New Classical Tracks: 'Cancion'
milos, cancion
Cancion is an album of stirring transcriptions and arrangements of Latin, South American and Spanish songs.
© 2013 Deutsche Grammophon.

"Canción is an album which celebrates all of those different ideas and corners and flavors of the music of South America which is very much in the core of the guitar as a classical instrument but also it's very much in the core of the guitar as a popular instrument. So the album really celebrates those two worlds and the collision and the union of those two worlds into one," says guitarist Milos Karadaglic.

Milos está muy apasionado about his latest recording, which celebrates the Canción — Latin America song. He invited his friend, Brazilian guitarist and composer Sergio Assad to fashion four of the arrangements on this recording, including two songs that have become global phenomena in popular Latin culture. "I think what he wrote is just so much fun and so real. Because if you take a song like 'Besame Mucho' or 'Más Que Nada', it's so easy for it to sound canned. And the arrangements that he made are very much classical guitar and very much challenging in every single way but then you recognize the tune and it just makes you happy. I had a wonderful time recording those pieces and I now play them all over the world — even in the most serious recitals and the most prestigious concert halls and people just go crazy for those."

Oscar-winning film composer Gustavo Santaolalla wrote the soundtrack for The Motorcycle Diaries. It's about the Argentine Marxist revolutionary Che Guevara. A powerful film, its main theme packed a punch for Milos, and became an essential track on Canción. "That piece was my very big personal wish," Milos explains, "because when I heard that piece in the original, I was blown away because it just had something that was so haunting and would not leave my head for days. And I just knew that there was a way to play it on the guitar and I experimented and just tried to figure out how it could be best approached. The way it's done is that the tuning is a little bit changed. So the first string is changed to F-sharp which changes the whole timbre of the guitar...what's the word...like color. And you get this very hypnotic affect."

Maurice Ravel's famous Bolero is also heard in a surprising arrangement on this recording. The idea to include it on this recording came about last year when Milos was trying to outwit a hurricane. Stranded on the East Coast during Hurricane Sandy, his connecting flight to South Carolina was cancelled. So he hired a driver who happened to be from South Carolina. "We socialized in the most incredible way in those four or five hours in the car," Milos recalls, "and in a way it was such a clash of worlds and cultures of where I come from and so on.
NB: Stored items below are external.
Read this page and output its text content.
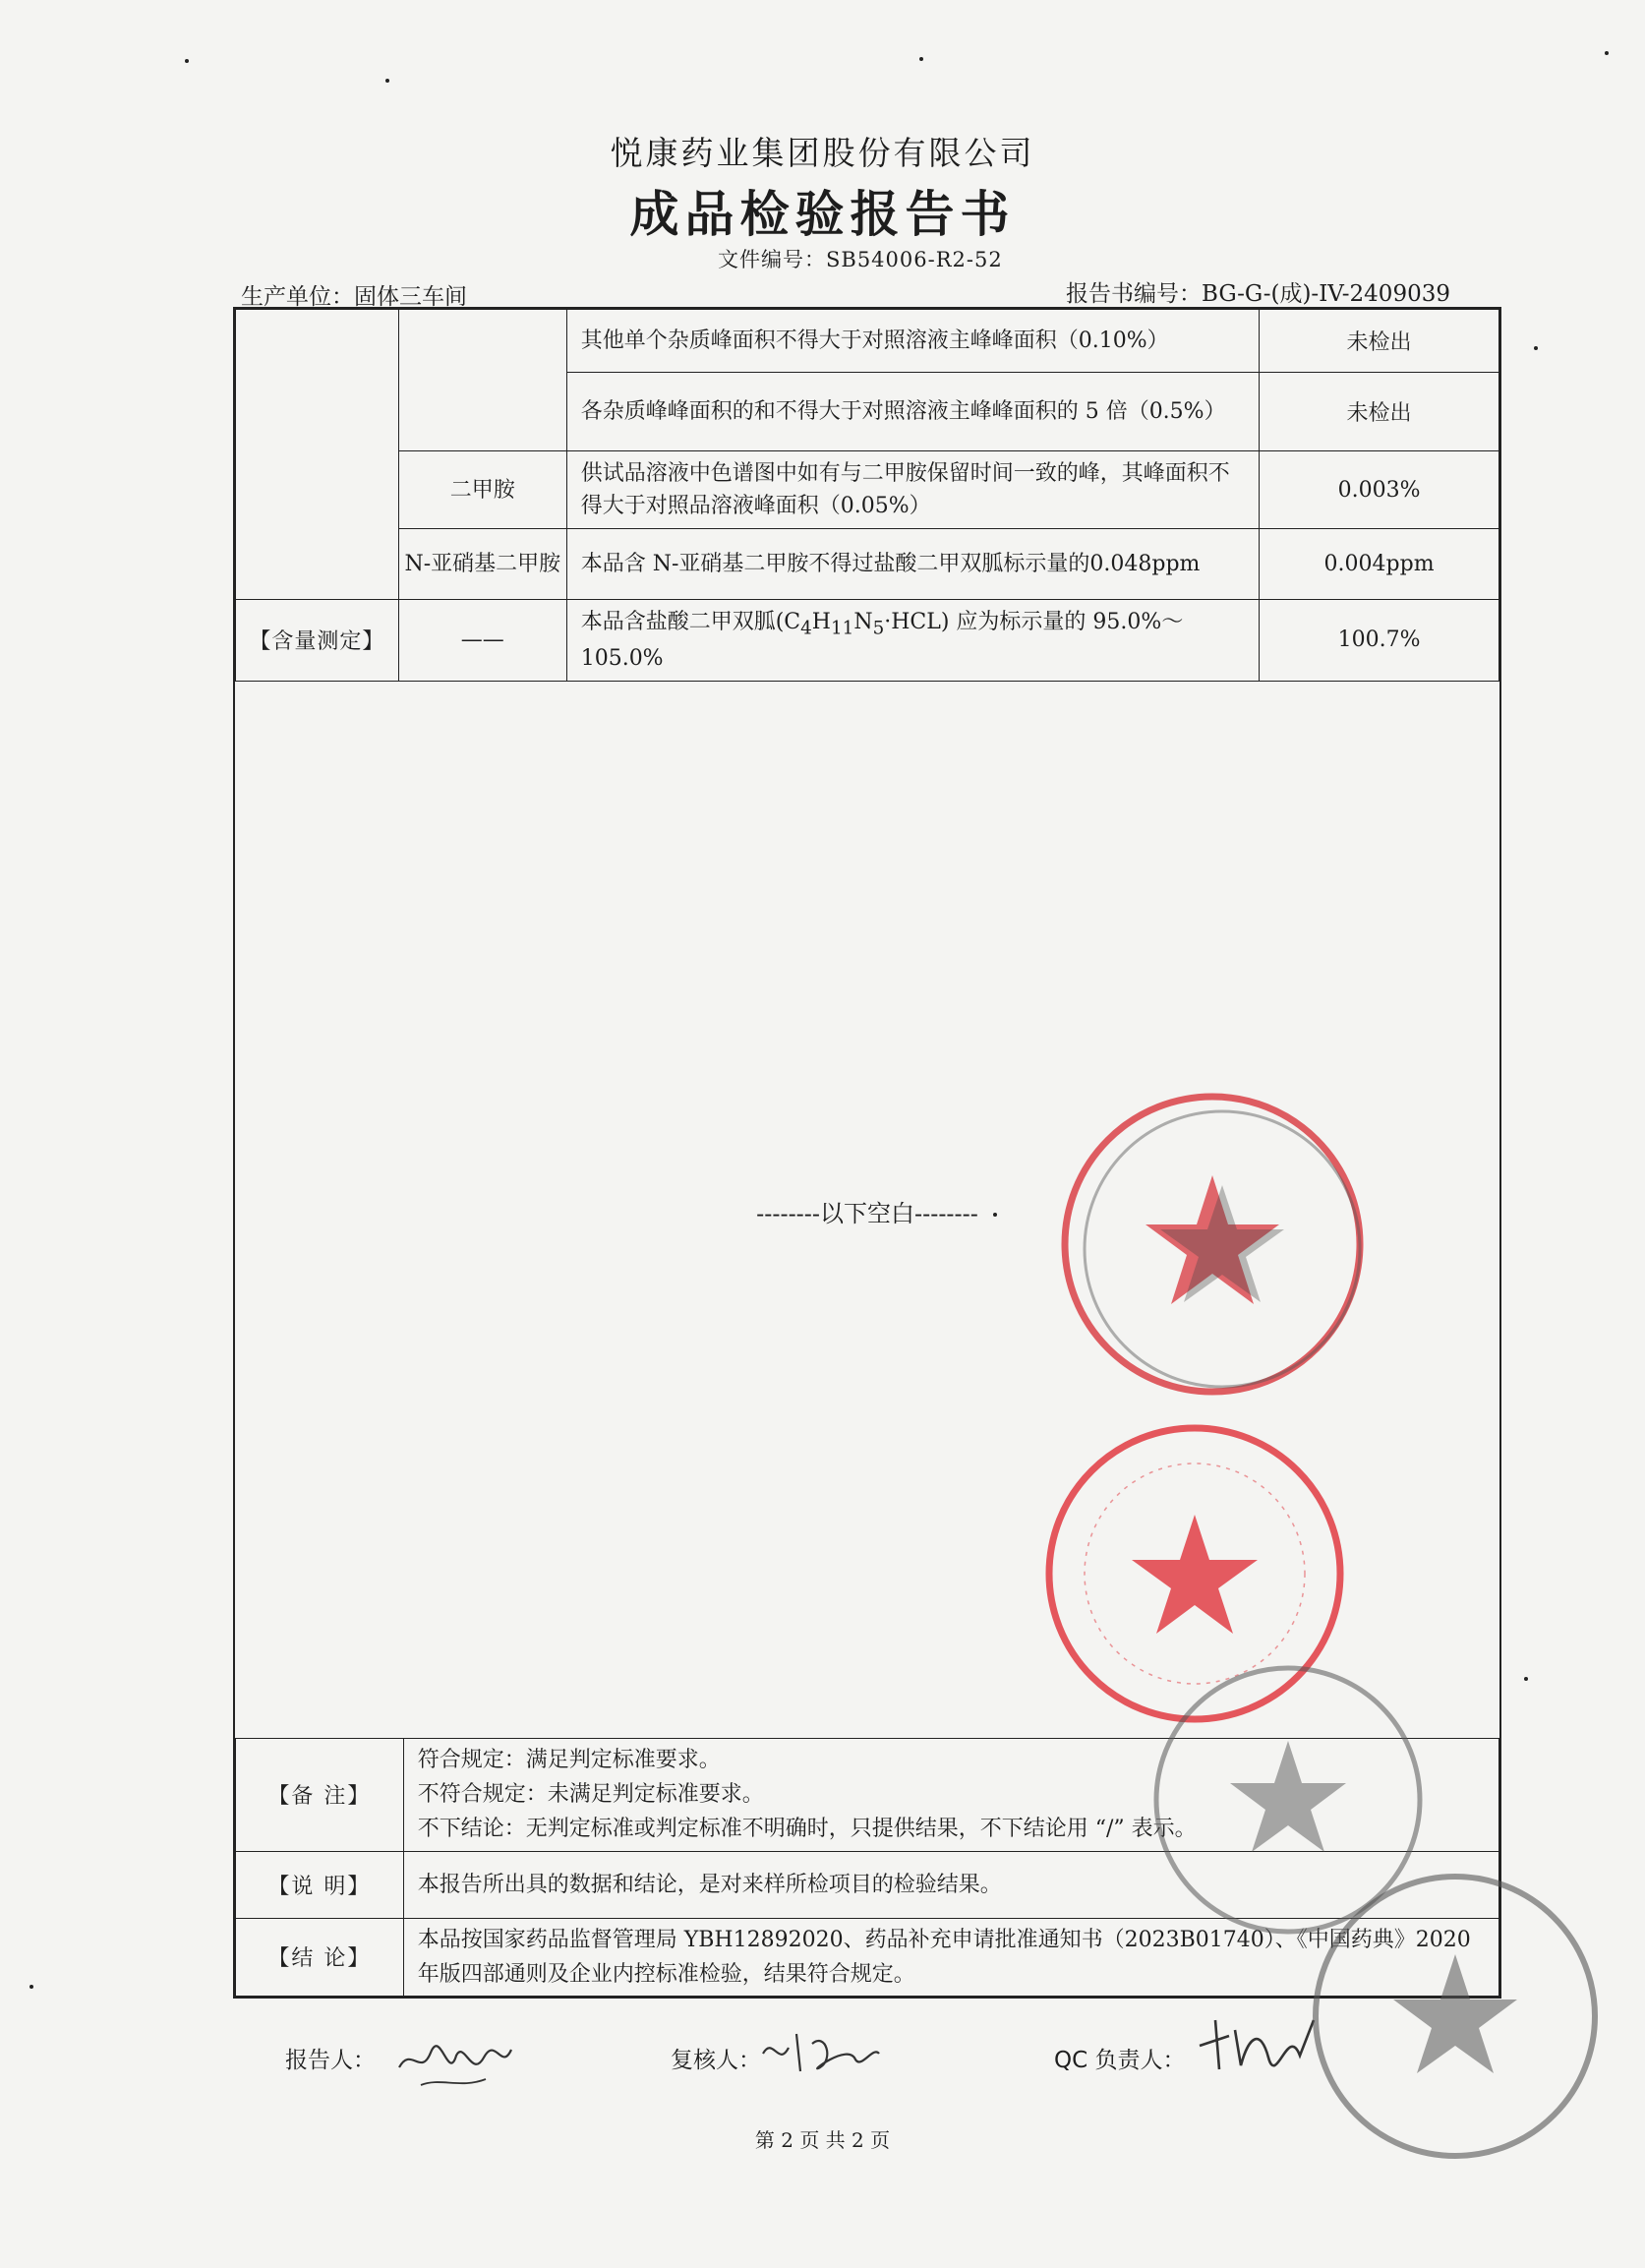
悦康药业集团股份有限公司
成品检验报告书
文件编号：SB54006-R2-52
生产单位：固体三车间	报告书编号：BG-G-(成)-IV-2409039
		其他单个杂质峰面积不得大于对照溶液主峰峰面积（0.10%）	未检出
		各杂质峰峰面积的和不得大于对照溶液主峰峰面积的 5 倍（0.5%）	未检出
	二甲胺	供试品溶液中色谱图中如有与二甲胺保留时间一致的峰，其峰面积不得大于对照品溶液峰面积（0.05%）	0.003%
	N-亚硝基二甲胺	本品含 N-亚硝基二甲胺不得过盐酸二甲双胍标示量的0.048ppm	0.004ppm
【含量测定】	——	本品含盐酸二甲双胍$(C_4H_{11}N_5\cdot HCL)$ 应为标示量的 95.0%～105.0%	100.7%
--------以下空白--------
【备 注】	符合规定：满足判定标准要求。
不符合规定：未满足判定标准要求。
不下结论：无判定标准或判定标准不明确时，只提供结果，不下结论用 “/” 表示。

【说 明】	本报告所出具的数据和结论，是对来样所检项目的检验结果。
【结 论】	本品按国家药品监督管理局 YBH12892020、药品补充申请批准通知书（2023B01740）、《中国药典》2020 年版四部通则及企业内控标准检验，结果符合规定。
报告人：	复核人：	QC 负责人：
第 2 页 共 2 页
Her name was Leela and what Leela said to me was, 'You said you play classical music?' I said yes. She said, 'I don't care about classical music. But the one thing I love more than anything is a Bolero.' And when she said this to me, I had the little light bulb in my head and I remembered it. And when I came to London, I was speaking to my producers. There was a show called Dancing on Ice in the UK, and they wanted to have this piece and they said would you mind doing it? I said, no. I will do it for Leela. And I dedicated the track to her."

And no collection of Latin American music would be complete without an alluring Tango. Milos was first exposed to Astor Piazzolla's Tangos while studying at the Royal Academy of Music in London. "When teachers were not looking, we would want to play some Piazzolla because it was so natural, emotionally fitting to a student who is 19 or 20, because Piazzolla's music is so intense and so dramatic and direct and simple in a way. And I just loved it. So when I was making the record, I just thought that I must do something like that because the landscape of that South American music just wouldn't be complete without having something like a Libertango."

Canción is a delicious comida, a buffet of South American flavors that celebrates the guitar as a classical instrument, and as a popular instrument. "Little by little I was hypnotized into this very special world of classical guitar," Milos admits, "and it made me realize that yes there are so many rock stars in the world but not many people can play the guitar and make it sing."